Coworking spaces are everywhere, internet speeds are solid and reliable and the climate is dreamy. English is understood and spoken in all the bigger cities, and transportation is easy to navigate.
Medellin is certainly one of the best digital nomad cities in South America. It has the infrastructure in place to enable smooth working, plus accommodation is easy to secure. Whereas some cities require endless paperwork, 6-month leases or expensive Airbnbs, it’s simple to find monthly rentals in Medellin.
Add to that a thriving digital nomad community, thousands of affordable coworking spaces, cafes, and libraries, and you’ve got the prime circumstances to thrive and flourish.
Should you need more help or guidance upon arrival, Medellin is home to a large expat community. They can help navigate the finer cultural details and bureaucracy.
Where Medellin is smaller and more intimate, Bogota is brash and packed full of entertainment.
With the Andes mountains as your backdrop, you’ll never tire of the scenery in this beautiful city. It’s a stunning mix of the old and new, meshing century-old plazas and churches beside shiny glass skyscrapers and conceptual architecture.
As it’s the capital city, Bogota’s on the expensive side, so budget for the higher end of $900-$1100.
Many of the coworking spaces are old houses, renovated and super-charged. The atmosphere this creates is inspirational. Would you feel more inspired working in a chilled-out, comfortable, funky front room or in a cold, lifeless office space?
When you’re not working, you have many options. Dance the night away, expand your mind in the multitude of museums or galleries, or go full-on tribal debating with the locals which team is better – Atlético Nacional or Millonarios.
Alternative cities for digital nomads in Colombia
With a much cheaper cost of living, coming in between $700-$900, you get to enjoy the rich culture, access to fast internet in the various coworking spaces, and you’re close to beautiful beaches.
While it sometimes gets bad press, Barranquilla is a hidden gem in Colombia. It’s the fourth largest city in Colombia, yet still feels like it’s off the beaten track. It doesn’t have the tourist vibe of other beach cities, yet there’s no sacrifice on culture.
With a history dating back to 1533, Barranquilla played a pivotal role in the shaping of the country. Nicknamed Colombia’s Golden Gate, this Caribbean port town was the gateway for major cultural and technological advancements – trains, aviation, and even football.
You won’t have the same networking opportunities as you would in Bogota or Medellin, but not everyone wants that. If you just want to hang up your hammock in an affordable city and work in peace, there are much worse places you could choose than Barranquilla.
A large part of digital nomadism is networking, hence why I included the best cities with the best networking opportunities.
They’re all rich with entrepreneurism, startups, and influencers. You’re only one great connection away from landing your next dream project, so why not surround yourself with like-minded, talented, creative people who are hungry for success too?
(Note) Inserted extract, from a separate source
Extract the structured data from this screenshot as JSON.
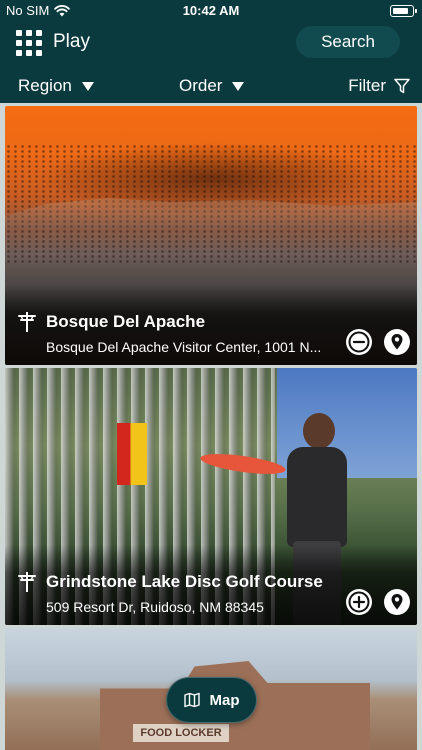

South America is a digital nomad hotspot full of remote workers, and for good reason:
- Stunning surroundings
- Diverse cultures
- Low cost of living
- Rapidly growing infrastructure
- Growing adoption of Digital Nomad Visas
- Excellent networking opportunities
If networking isn’t a priority for you, get off the beaten track. I lived and worked in Paraguay for a few years and loved every second. Ecuador has great remote working opportunities and Bolivia has an up-and-coming nomad scene.
Whatever your priorities, find the balance that works for you. A strong internet connection is great, but pointless if you’re miserable from being in a boring city. Low cost is the dream, but not if it means compromising your ability to work remotely.
South America is a dream location for digital nomads, so what are you waiting for? Brush up on your Spanish/Portuguese, shake those hips and go create some magic.